The feasibility of endoscopic resection for esophageal gastrointestinal stromal tumor.

OBJECTIVES

Esophageal gastrointestinal stromal tumor (e-GIST) is a rare type that is distinct from gastric GIST (g-GIST), and comprehensive studies are limited. The present study aims to compare the clinicopathological characteristics between e-GIST and g-GIST, evaluate the feasibility of using endoscopic resection (ER) to treat e-GIST, and explore its clinical implications.

METHODS

Patients with GISTs from January 2010 to May 2019 were enrolled in this study. Comprehensive clinicopathological, endoscopic, and follow-up data were collected and systematically analyzed.

RESULTS

There were 46 e-GIST patients and 366 g-GIST patients were enrolled. The distinct characteristics of e-GIST were as follows: (1) greater prevalence in male patients than in female patients, in contrast with the predominance of females among patients with g-GIST; (2) the median onset age was 61 years (range 20 to 80 years), with 58.7% of patients aged > 65 years in e-GIST; (3) the proportion of larger tumors was much more frequent in the esophagus; (4) greater incidence of ulceration/bleeding than in g-GIST; (5) increased mitotic count (≥ 5/50HPF).
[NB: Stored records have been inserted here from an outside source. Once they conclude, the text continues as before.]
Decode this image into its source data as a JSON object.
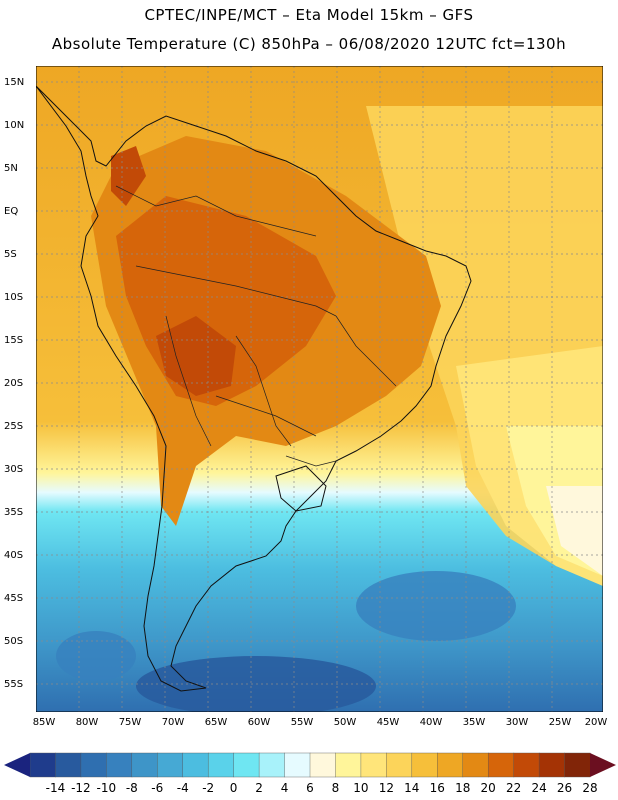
{
  "header": {
    "line1": "CPTEC/INPE/MCT –  Eta Model 15km – GFS",
    "line2": "Absolute Temperature (C) 850hPa – 06/08/2020 12UTC fct=130h"
  },
  "map": {
    "lat_labels": [
      "15N",
      "10N",
      "5N",
      "EQ",
      "5S",
      "10S",
      "15S",
      "20S",
      "25S",
      "30S",
      "35S",
      "40S",
      "45S",
      "50S",
      "55S"
    ],
    "lon_labels": [
      "85W",
      "80W",
      "75W",
      "70W",
      "65W",
      "60W",
      "55W",
      "50W",
      "45W",
      "40W",
      "35W",
      "30W",
      "25W",
      "20W"
    ]
  },
  "colorbar": {
    "labels": [
      "-14",
      "-12",
      "-10",
      "-8",
      "-6",
      "-4",
      "-2",
      "0",
      "2",
      "4",
      "6",
      "8",
      "10",
      "12",
      "14",
      "16",
      "18",
      "20",
      "22",
      "24",
      "26",
      "28"
    ],
    "colors": [
      "#1f3c8c",
      "#285a9e",
      "#2f6fb0",
      "#3781be",
      "#3e95c8",
      "#46a9d4",
      "#4cbde0",
      "#5ad2ea",
      "#6fe6f2",
      "#a8f2fa",
      "#e6fbff",
      "#fff8dc",
      "#fff59a",
      "#ffe57a",
      "#fcd45a",
      "#f6bf3a",
      "#eea724",
      "#e38914",
      "#d6650a",
      "#c24a07",
      "#a43305",
      "#812508"
    ],
    "below_color": "#1a237e",
    "above_color": "#6b0f20"
  }
}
These factors collectively contribute to significantly shorter overall survival in e-GIST patients. Importantly, our analysis revealed that the outcomes of endoscopic resection (ER) were comparable to those of surgical resection for selected e-GISTs (tumor diameter ≤ 5 cm, without ulceration/bleeding, and mitotic count < 5/50HPF), with no significant differences in recurrence rate or survival time between these procedures.

CONCLUSIONS

This study highlights the distinct clinicopathological features of e-GIST from those of g-GIST with increased tumor size, ulceration/bleeding, and higher mitotic counts identified as significant prognostic factors. Our findings suggest that ER is a feasible and effective treatment approach for carefully selected e-GIST cases (tumor diameter ≤ 5 cm, without ulceration/bleeding), as assessed by endoscopic ultrasound (EUS). These results provide valuable insights for the management of this rare tumor subtype.